In The News: The Feast Interviews Mark

Talking Shop with Narragansett CEO Mark Hellendrung By. Katy Kelleher In the past six years, Narragansett Beer, once seen as a dive bar staple, has...

In The News: The Feast Interviews Mark

Talking Shop with Narragansett CEO Mark Hellendrung

By. Katy Kelleher

In the past six years, Narragansett Beer, once seen as a dive bar staple, has moved up in the world. The 120-year-old company has undergone a pretty significant transformation, which CEO Mark Hellendrung says was all sparked by the idea of bringing a beverage back to its roots, while increasing its visibility as a beer for discerning drinkers. "It used to be part of the fabric of New England culture," he told us. "I wanted to bring this back." In 2005, he began a lengthy process of doing just that: turning the beer-in-a-can back into a classic, one to rival beer heavyweights like Budweiser and Anheuser-Busch.

Though much of this can be couched in business jargon, Mark is dedicated to making Narragansett back into a household name, and tonight they're going about it in a rather interesting way with the kickoff of their Neighbor Day Celebration Series. For the next month, Narragansett will be throwing parties at venues across New England, all leading up to the actual Neighbor Day on September 26. It's something of a throwback to their once-famous slogan’"Hi Neighbor! Have a 'Gansett"’but on an even larger scale than ever before.

But before you run out and order a brew or two (one for your neighbor, maybe?) check out our Q&A with Mark, below.

I know you worked with Nantucket Nectars and Magic Hat before signing on with Narragansett. How was that different from working at Narragansett?

The thing about small companies is that you're always in a classic David and Goliath scenario. At Nantucket Nectars, it was us against bigger companies like Coke and Pepsi, and at Magic Hat, it was us against Budweiser and the other big name beer companies. These huge franchises have so many more resources.

What is your strategy competing with companies like Budweiser?

A lot of it is relationship-driven. It sounds like a cliche, but it's important to develop relationships with local business people. Sometimes it's more difficult with national chains. For instance, we were trying to talk to a chain out in Minnesota, and they've never even heard of Narragansett.

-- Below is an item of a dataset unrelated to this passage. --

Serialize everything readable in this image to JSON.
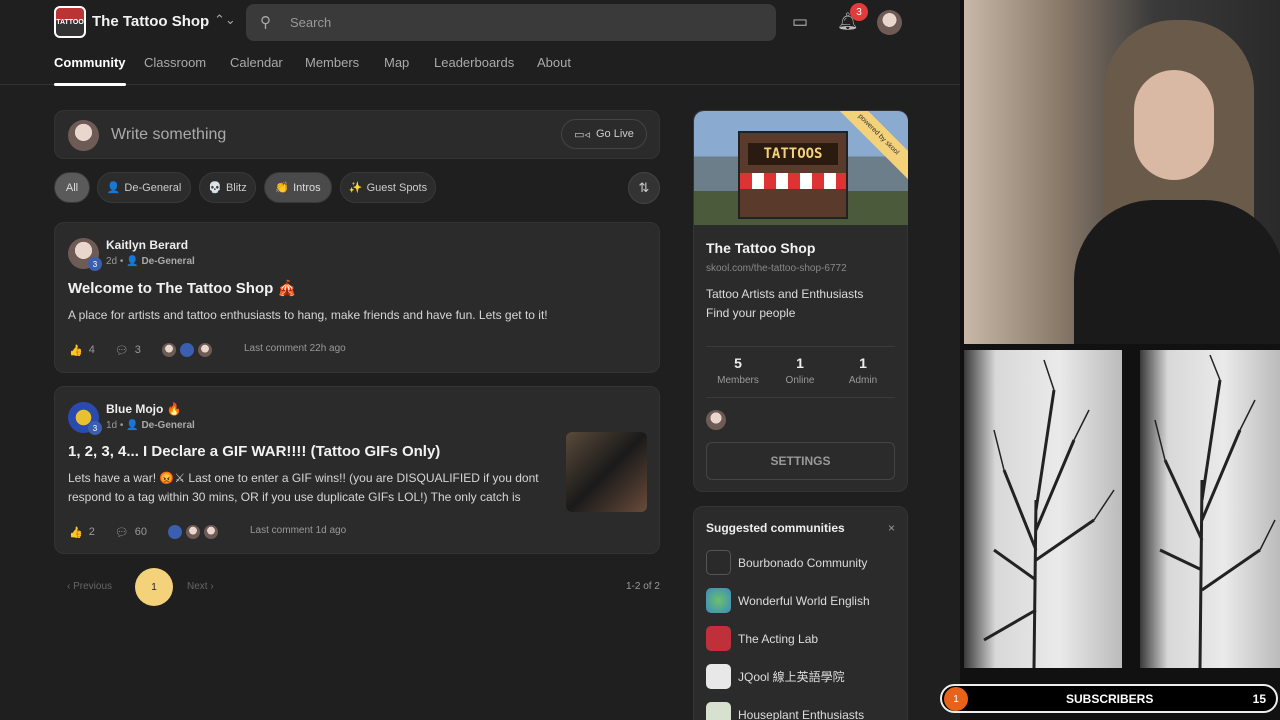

Was it strange to come into a company with such a long history?

It's good and bad in some ways. It's good because we've got these icons, references, and language to work with. But that history also came with some baggage. A whole generation of New Englanders lived through the demise of Narragansett Beer, where they cheapened the recipe and cheapened the price. The quality just wasn't there. A lot of people still remember that. On the one hand, they remember having a 'Gansett, but on the other, they remember that cheap beer that they drank in the 80's. We have both great things to work with, but we also have to work against some of the negative stigmas.

Can you tell us a bit about the company's "rebirth" back in 2005? How did you get involved?

Narragansett Beer was this great company that was founded back in 1890. We used to have a 65% market share, and Narragansett was the official beer of the Red Sox. It was really part of the fabric of New England for a long time. A few years back, I was sitting at a bar one night and I realized that I wasn't very excited about the choices that I had. I started talking about Narragansett, and before I knew it the whole bar was talking about it. I saw that there was still a really emotional connection.

Why do you think it's such a classic New England beverage?

I think it became part of the culture here. Whether it was fishing trips, or the first beer that you had with dad, or what you always drank at a Red Sox game, it was just always there. For a long time, it was ingrained. It was kind of like the Red Sox’that's the team that you rooted for and that's the beer that you drank.

What is your favorite brew out of the ones you make?

You know what, it's funny you ask that, because I was out drinking a lot of different ones last night. But generally, my choice is seasonal. Not to dodge your question, but the Porter is fabulous. It's heavy and thick, but there is no way I want to drink that on a hot summer day in August. I was drinking the Light Beer last night, which I hadn't had in awhile, and it's a damn good beer. It's all in the moment, I guess for me. But that's being said, the Lager is the Lager. It's my go-to beer, and I always go back to that one.